Investor confidence has been repaid as billions flow back into Fletcher Building's market capitalisation, buoyed by housing and construction in New Zealand, Australia and the United States.
Fletcher shares, which were hammered down to about $5 during the global financial crisis and haemorrhaged billions in market capitalisation, are now closing in on a five-year share price high as good news gathers momentum and underpins the surge in value.
Since late July's year-low of $5.77, Fletcher shares had steadily gained to pass through $9 last week and were yesterday trading around $9.20 - an almost 60% gain on July. Fletcher shares continued to rise during the day, finishing up 1.6% at $9.30.
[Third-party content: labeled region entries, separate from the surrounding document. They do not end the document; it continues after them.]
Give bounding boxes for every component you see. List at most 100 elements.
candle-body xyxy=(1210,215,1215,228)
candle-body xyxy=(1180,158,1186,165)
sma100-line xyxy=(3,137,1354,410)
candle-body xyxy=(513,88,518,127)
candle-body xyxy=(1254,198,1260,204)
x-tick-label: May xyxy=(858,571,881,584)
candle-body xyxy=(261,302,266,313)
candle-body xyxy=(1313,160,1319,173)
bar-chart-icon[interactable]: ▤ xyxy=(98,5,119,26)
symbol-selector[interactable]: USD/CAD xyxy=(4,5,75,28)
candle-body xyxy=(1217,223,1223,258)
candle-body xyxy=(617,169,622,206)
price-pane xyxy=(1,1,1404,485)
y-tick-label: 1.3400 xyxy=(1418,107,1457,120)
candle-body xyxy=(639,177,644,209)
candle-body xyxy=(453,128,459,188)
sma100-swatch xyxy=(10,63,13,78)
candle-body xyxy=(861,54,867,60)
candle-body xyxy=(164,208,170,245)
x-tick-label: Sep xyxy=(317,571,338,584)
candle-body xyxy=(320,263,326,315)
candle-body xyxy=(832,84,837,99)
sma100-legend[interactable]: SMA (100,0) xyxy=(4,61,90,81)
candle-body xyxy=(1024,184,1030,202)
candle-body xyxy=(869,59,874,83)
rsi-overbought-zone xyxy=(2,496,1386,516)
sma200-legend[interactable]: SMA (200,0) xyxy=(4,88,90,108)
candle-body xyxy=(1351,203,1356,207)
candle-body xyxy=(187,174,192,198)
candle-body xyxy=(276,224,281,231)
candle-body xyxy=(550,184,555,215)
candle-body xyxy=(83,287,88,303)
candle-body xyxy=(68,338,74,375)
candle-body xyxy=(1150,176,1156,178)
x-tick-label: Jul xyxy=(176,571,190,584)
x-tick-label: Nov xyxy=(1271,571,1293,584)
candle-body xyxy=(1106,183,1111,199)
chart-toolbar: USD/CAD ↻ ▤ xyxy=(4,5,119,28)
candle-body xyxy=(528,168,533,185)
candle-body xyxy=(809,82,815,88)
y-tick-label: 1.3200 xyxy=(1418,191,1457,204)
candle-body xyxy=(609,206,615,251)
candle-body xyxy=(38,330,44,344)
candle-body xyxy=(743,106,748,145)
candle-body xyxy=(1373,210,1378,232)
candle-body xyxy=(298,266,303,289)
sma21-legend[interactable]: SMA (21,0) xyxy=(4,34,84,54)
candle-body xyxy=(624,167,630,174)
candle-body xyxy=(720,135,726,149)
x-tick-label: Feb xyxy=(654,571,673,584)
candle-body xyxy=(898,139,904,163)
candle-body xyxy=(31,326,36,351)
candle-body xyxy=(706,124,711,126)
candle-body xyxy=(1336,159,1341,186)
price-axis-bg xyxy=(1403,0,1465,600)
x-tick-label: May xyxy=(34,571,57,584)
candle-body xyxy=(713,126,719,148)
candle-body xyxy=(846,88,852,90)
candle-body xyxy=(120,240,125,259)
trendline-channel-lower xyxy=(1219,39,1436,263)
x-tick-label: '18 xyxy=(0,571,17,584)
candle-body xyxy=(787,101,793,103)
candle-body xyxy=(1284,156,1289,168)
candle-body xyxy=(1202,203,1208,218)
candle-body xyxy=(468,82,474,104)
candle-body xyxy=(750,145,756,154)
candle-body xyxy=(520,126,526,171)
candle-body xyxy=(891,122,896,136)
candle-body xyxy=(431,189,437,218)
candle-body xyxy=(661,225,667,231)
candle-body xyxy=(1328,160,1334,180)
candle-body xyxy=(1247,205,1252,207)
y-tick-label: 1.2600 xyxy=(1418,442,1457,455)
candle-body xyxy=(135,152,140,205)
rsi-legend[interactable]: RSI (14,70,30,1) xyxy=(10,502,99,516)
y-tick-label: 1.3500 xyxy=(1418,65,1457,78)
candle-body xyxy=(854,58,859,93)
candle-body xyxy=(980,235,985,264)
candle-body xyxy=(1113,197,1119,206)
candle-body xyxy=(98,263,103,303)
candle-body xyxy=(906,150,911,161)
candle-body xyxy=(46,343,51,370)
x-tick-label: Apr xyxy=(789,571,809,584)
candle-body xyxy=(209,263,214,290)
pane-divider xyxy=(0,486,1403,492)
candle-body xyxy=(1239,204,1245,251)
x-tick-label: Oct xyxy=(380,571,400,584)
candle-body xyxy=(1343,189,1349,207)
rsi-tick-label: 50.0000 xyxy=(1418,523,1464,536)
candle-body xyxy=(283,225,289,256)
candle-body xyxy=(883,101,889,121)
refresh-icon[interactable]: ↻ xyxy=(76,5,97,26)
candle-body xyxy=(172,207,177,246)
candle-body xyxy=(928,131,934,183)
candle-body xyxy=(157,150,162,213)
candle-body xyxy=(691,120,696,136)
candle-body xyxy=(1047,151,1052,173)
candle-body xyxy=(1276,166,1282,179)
Fletcher's shares had been plagued by the slow uptake of work in the Canterbury rebuilding effort, where it is the lead contractor, and also volatile and flagging construction data from Australia and the United States. Its shares had declined from $9.28 in April 2011. Yesterday's $9.20 price put its market capitalisation at more than $6.3 billion, Craigs Investment Partners broker Peter McIntyre said.
''Investor confidence has been repaid. It's a cyclical business, which its investors understand,'' Mr McIntyre said.
Evidence of that understanding was in March-April 2009, when its shares traded from $5.06 to $6.20 and it raised $605 million - an institutional placement of $505 million and $100 million from a shareholder placement.
''Fletcher's has a very supportive shareholder base, which was invaluable [for Fletcher's] at the time of the funding crisis,'' Mr McIntyre said.
Its forward order book remained ''in good order'', with well over $1 billion of work, he said.
The company told shareholders at its annual meeting in November its earnings growth for 2013 could be beyond 20%, from new home construction, but they were cautioned that any downturn in Australian work could prompt a downgrade of those expectations.
Mr McIntyre countered that, saying the Reserve Bank of Australia had slashed its interest-driving cash rate to 3% and the likelihood of another cut shortly could further buoy construction in Australia.
Operating earnings guidance, for the year to this June, was estimated at between $560 million and $610 million, an increase of between 12% and 22%, compared to the 2012 result.